The local newspaper reported two administrators—Don Pechous and Jadi Miller—would now take over responsibilities at Manchester Elementary until a new principal was appointed.

Sinclair received significant push back to last year's memo from a Christian group, which demanded the district lift restrictions on the Christmas classroom etiquette.

In her message to faculty, Sinclair wrote the move was to remain "inclusive and culturally sensitive." Alongside a list of what practices and items were to be banned, she wrote: I feel uncomfortable that I have to get this specific, but for everyone's comfort, I will."

The acceptable practices category included gifts to students, polar bears and penguins. The not acceptable list included Christmas trees in classrooms, playing Christmas music, red or green items and reindeer. On candy canes, Sinclair wrote: "The red is for the blood of Christ, and the white is a symbol of his resurrection. This would also include different colored candy canes."

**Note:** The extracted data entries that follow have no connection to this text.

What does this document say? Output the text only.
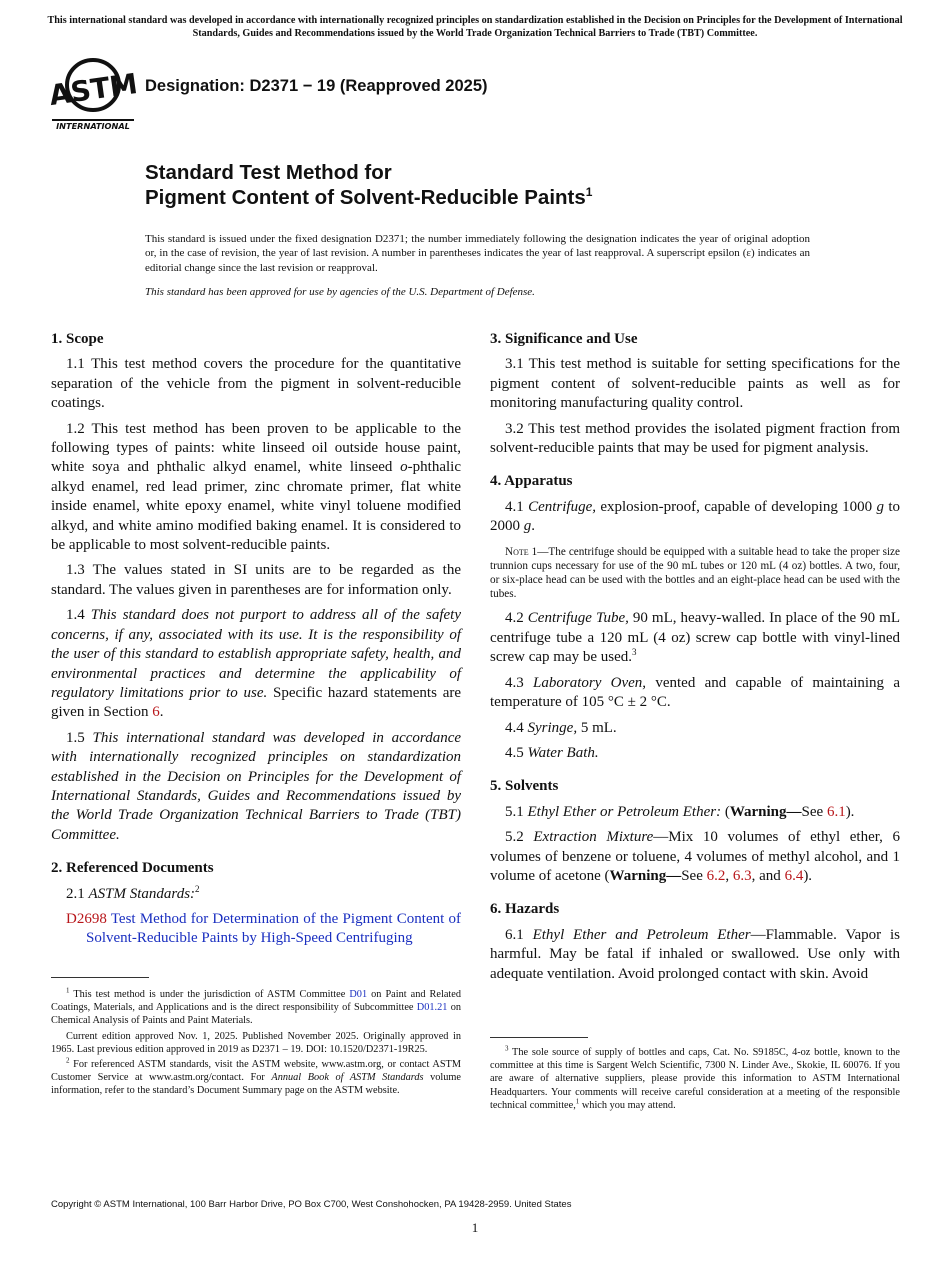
This international standard was developed in accordance with internationally recognized principles on standardization established in the Decision on Principles for the Development of International Standards, Guides and Recommendations issued by the World Trade Organization Technical Barriers to Trade (TBT) Committee.
ASTM
INTERNATIONAL
Designation: D2371 − 19 (Reapproved 2025)
Standard Test Method for
Pigment Content of Solvent-Reducible Paints$^1$
This standard is issued under the fixed designation D2371; the number immediately following the designation indicates the year of original adoption or, in the case of revision, the year of last revision. A number in parentheses indicates the year of last reapproval. A superscript epsilon (ε) indicates an editorial change since the last revision or reapproval.
This standard has been approved for use by agencies of the U.S. Department of Defense.
1. Scope

1.1 This test method covers the procedure for the quantitative separation of the vehicle from the pigment in solvent-reducible coatings.

1.2 This test method has been proven to be applicable to the following types of paints: white linseed oil outside house paint, white soya and phthalic alkyd enamel, white linseed o-phthalic alkyd enamel, red lead primer, zinc chromate primer, flat white inside enamel, white epoxy enamel, white vinyl toluene modified alkyd, and white amino modified baking enamel. It is considered to be applicable to most solvent-reducible paints.

1.3 The values stated in SI units are to be regarded as the standard. The values given in parentheses are for information only.

1.4 This standard does not purport to address all of the safety concerns, if any, associated with its use. It is the responsibility of the user of this standard to establish appropriate safety, health, and environmental practices and determine the applicability of regulatory limitations prior to use. Specific hazard statements are given in Section 6.

1.5 This international standard was developed in accordance with internationally recognized principles on standardization established in the Decision on Principles for the Development of International Standards, Guides and Recommendations issued by the World Trade Organization Technical Barriers to Trade (TBT) Committee.

2. Referenced Documents

2.1 ASTM Standards:$^2$

D2698 Test Method for Determination of the Pigment Content of Solvent-Reducible Paints by High-Speed Centrifuging

3. Significance and Use

3.1 This test method is suitable for setting specifications for the pigment content of solvent-reducible paints as well as for monitoring manufacturing quality control.

3.2 This test method provides the isolated pigment fraction from solvent-reducible paints that may be used for pigment analysis.

4. Apparatus

4.1 Centrifuge, explosion-proof, capable of developing 1000 g to 2000 g.

Note 1—The centrifuge should be equipped with a suitable head to take the proper size trunnion cups necessary for use of the 90 mL tubes or 120 mL (4 oz) bottles. A two, four, or six-place head can be used with the bottles and an eight-place head can be used with the tubes.

4.2 Centrifuge Tube, 90 mL, heavy-walled. In place of the 90 mL centrifuge tube a 120 mL (4 oz) screw cap bottle with vinyl-lined screw cap may be used.$^3$

4.3 Laboratory Oven, vented and capable of maintaining a temperature of 105 °C ± 2 °C.

4.4 Syringe, 5 mL.

4.5 Water Bath.

5. Solvents

5.1 Ethyl Ether or Petroleum Ether: (Warning—See 6.1).

5.2 Extraction Mixture—Mix 10 volumes of ethyl ether, 6 volumes of benzene or toluene, 4 volumes of methyl alcohol, and 1 volume of acetone (Warning—See 6.2, 6.3, and 6.4).

6. Hazards

6.1 Ethyl Ether and Petroleum Ether—Flammable. Vapor is harmful. May be fatal if inhaled or swallowed. Use only with adequate ventilation. Avoid prolonged contact with skin. Avoid

$^1$ This test method is under the jurisdiction of ASTM Committee D01 on Paint and Related Coatings, Materials, and Applications and is the direct responsibility of Subcommittee D01.21 on Chemical Analysis of Paints and Paint Materials.

Current edition approved Nov. 1, 2025. Published November 2025. Originally approved in 1965. Last previous edition approved in 2019 as D2371 – 19. DOI: 10.1520/D2371-19R25.

$^2$ For referenced ASTM standards, visit the ASTM website, www.astm.org, or contact ASTM Customer Service at www.astm.org/contact. For Annual Book of ASTM Standards volume information, refer to the standard’s Document Summary page on the ASTM website.

$^3$ The sole source of supply of bottles and caps, Cat. No. S9185C, 4-oz bottle, known to the committee at this time is Sargent Welch Scientific, 7300 N. Linder Ave., Skokie, IL 60076. If you are aware of alternative suppliers, please provide this information to ASTM International Headquarters. Your comments will receive careful consideration at a meeting of the responsible technical committee,$^1$ which you may attend.

Copyright © ASTM International, 100 Barr Harbor Drive, PO Box C700, West Conshohocken, PA 19428-2959. United States
1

The public school policy—which was published online in full—states that religious symbols can be used as teaching aids in classrooms "provided that the symbols are displayed as an example of the cultural and/or religious heritage of the holiday and are temporary in nature." There are additional caveats, it notes.

The Elkhorn Public Schools District website says: "If put on a bulletin board, religious symbols may be viewed as promoting a certain religious perspective. Christmas trees, Santa Claus and Easter eggs and bunnies are considered to be secular, seasonal symbols and may be displayed as teaching aids provided they do not disrupt the instructional program for students."